Vitality

‘Sun Eating Diet’ vs. ‘Moon Diet’: All You Need To Know Before Taking On These Fads

sun diet
A couple relax on deckchairs in the warm weather in Hyde Park in London, July 18, 2014. Getty Images/Oli Scarff

Fad diets are the go-to option for some people who wish to lose weight quickly. However, the sustainability of this method is repeatedly questioned and some of these diets may have implications on your long-term health.

Among the diet fads are some that are linked to celestial bodies, such as the sun and the moon.

So, what is the solar diet and is it safe?

Those who swear by it claim that gazing at the sun replaces their need for food and also tends to improve their vision and quality of sleep. A number of women in Hong Kong are subscribing to this fad — usually carried out during times of sunrise or sunset, to avoid damage to the eyes.

“We practice sun gazing as a substitute for eating. Some of us who have finished the therapy now eat less, and others don’t have to eat at all,” a lady told Hong Kong-based Oriental Daily (in Chinese).

Advocates of the diet say it works by absorbing solar energy to fuel their bodies but this claim is widely disputed by healthcare experts.

“Humans lack the ability to photosynthesize — turning the sun’s light into energy — which is why we eat plants who do this for us,” Jo Travers from the London Nutritionist said, calling the diet a “mad idea,” Huffington Post reported.

Charlotte Stirling-Reed from SR Nutrition has called "sun-eating" a potential danger to life, saying: “I’ve seen some terrible faddy diets in my time, but this one definitely makes it up there with the worst and probably one of the most life-threatening ones.”

She added: “Ultimately common sense (as well as science) tells us that our bodies need food. We need calories, macronutrients and micronutrients through diet in order to survive. The food we eat ensures we have the energy needed to survive, to move and to function day to day. ... Nutrition also helps with a whole host of other essential processes such as repairing and replacing cells and tissues, for immunity and to keep our organs such as our brain and heart working. Another word for this fad is starvation.”

And what, then, is the moon diet and does it work?

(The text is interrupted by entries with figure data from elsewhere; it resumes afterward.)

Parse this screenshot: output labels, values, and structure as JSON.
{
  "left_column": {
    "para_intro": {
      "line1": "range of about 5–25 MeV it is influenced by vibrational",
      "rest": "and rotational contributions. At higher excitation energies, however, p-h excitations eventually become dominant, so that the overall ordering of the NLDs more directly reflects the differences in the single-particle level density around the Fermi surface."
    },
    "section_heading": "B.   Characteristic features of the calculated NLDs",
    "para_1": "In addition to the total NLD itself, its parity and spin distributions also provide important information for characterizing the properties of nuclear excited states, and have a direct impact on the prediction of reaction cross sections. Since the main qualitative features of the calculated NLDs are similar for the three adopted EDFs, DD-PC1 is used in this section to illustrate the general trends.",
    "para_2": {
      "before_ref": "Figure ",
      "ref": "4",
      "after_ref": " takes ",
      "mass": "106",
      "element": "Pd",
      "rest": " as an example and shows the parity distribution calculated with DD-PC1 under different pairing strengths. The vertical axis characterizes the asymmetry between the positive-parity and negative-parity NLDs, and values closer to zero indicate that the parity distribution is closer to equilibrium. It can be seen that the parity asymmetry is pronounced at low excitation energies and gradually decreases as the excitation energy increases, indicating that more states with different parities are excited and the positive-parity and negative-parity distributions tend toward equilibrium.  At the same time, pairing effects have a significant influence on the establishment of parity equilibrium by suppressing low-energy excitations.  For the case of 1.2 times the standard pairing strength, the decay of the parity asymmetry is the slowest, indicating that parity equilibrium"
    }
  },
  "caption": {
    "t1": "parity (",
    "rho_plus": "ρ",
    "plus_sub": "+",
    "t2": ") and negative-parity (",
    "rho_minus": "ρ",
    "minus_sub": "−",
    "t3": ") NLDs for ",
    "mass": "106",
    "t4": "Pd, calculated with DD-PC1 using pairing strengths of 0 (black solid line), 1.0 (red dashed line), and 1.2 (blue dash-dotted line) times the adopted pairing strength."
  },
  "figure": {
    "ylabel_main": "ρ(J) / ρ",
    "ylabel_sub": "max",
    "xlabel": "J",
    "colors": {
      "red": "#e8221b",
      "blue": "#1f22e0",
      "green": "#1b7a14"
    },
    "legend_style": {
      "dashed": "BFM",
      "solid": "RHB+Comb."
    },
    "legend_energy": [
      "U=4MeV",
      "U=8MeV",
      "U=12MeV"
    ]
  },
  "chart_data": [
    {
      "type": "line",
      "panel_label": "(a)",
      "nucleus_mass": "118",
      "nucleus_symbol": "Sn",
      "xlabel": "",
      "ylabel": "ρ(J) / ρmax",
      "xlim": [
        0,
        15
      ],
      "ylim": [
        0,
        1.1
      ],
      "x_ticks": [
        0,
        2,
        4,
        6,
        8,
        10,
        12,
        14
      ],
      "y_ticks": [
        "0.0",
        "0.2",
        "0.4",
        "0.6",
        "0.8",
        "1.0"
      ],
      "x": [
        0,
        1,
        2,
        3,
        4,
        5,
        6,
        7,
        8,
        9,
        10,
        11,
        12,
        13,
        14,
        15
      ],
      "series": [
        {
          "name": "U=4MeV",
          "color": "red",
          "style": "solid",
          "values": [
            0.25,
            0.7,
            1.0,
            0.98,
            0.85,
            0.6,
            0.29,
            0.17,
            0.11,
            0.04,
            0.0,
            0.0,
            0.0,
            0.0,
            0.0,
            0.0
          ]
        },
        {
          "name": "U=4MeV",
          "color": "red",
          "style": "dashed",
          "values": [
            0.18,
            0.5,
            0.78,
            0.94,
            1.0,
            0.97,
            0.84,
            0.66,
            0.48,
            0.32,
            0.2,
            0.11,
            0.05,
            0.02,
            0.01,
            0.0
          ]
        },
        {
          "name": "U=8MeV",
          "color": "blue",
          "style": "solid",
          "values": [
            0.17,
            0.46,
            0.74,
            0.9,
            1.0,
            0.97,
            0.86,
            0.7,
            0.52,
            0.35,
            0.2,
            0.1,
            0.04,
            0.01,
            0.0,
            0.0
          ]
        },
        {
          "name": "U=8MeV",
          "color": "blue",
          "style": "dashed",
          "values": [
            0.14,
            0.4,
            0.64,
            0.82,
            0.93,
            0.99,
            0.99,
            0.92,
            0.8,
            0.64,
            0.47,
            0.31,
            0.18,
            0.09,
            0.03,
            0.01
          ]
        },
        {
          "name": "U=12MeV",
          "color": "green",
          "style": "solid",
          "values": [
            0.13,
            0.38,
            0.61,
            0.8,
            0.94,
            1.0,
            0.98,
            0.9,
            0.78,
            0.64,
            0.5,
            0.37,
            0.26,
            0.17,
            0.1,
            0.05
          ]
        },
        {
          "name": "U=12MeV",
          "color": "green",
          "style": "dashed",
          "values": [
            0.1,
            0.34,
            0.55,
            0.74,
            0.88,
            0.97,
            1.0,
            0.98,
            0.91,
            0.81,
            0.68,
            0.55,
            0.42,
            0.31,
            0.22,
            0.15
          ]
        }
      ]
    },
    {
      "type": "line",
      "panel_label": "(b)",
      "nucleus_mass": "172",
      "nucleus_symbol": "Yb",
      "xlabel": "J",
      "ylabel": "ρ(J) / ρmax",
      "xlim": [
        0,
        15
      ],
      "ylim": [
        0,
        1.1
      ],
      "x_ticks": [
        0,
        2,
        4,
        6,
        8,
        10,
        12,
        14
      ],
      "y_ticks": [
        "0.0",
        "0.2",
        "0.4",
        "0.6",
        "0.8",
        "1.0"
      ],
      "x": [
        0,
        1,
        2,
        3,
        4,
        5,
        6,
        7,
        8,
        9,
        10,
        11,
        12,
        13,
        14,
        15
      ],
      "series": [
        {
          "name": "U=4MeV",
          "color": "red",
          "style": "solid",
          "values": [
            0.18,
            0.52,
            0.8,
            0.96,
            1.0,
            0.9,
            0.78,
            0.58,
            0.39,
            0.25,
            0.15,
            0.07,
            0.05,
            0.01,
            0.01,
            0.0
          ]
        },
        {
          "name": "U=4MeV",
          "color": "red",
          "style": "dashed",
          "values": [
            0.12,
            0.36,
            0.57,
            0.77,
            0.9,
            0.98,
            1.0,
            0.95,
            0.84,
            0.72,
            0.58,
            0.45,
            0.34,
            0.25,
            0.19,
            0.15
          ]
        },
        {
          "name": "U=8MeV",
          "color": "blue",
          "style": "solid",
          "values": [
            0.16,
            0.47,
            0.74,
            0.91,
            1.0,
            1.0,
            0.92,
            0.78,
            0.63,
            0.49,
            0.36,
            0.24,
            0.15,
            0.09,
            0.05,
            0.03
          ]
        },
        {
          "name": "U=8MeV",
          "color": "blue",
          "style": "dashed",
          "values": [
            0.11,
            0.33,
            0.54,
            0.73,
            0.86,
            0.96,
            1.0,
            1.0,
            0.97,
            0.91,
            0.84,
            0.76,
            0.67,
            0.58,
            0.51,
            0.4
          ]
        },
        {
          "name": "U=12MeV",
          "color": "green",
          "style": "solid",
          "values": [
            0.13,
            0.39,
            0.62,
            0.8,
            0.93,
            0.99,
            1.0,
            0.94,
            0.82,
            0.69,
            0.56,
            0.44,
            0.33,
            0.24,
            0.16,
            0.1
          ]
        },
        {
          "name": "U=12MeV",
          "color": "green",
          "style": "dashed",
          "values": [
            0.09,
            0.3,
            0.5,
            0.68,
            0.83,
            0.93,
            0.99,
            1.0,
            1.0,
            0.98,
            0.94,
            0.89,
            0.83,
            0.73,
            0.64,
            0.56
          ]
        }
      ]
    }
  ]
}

Also referred to as the lunar or werewolf diet, this fad diet has reportedly been tried by A-list celebrities Madonna and Demi Moore, and is based on the known effects of the moon’s gravitational pull on earth’s oceans and rivers.

According to Christian Dyuraffur, president of the International Federation of Phyto and Aromatherapy, during a new or full moon, there is an effect on our metabolism due to the shift in atmospheric pressure — allowing for faster removal of fat and toxins from the body.

The diet can reportedly help a person shed 6 lbs. in just 24 hours on a full or new moon.

The dieter can opt for the basic moon diet plan, two-moon diet plan or the extended moon diet plan, based on the time period they can devote to the process. The shorter diets require the person to go on a liquid cleanse while the extended one allows solid foods.

The scientific basis of this diet is contested but the effects of the moon have been proven over time. The moon diet results in weight loss possibly because it is based on fasting for several short periods. It leads to a loss in excess body fat, not water, reports say. 

However, people going on a lunar diet are advised to consult with their doctor before taking the plunge and looking up the lunar calendar.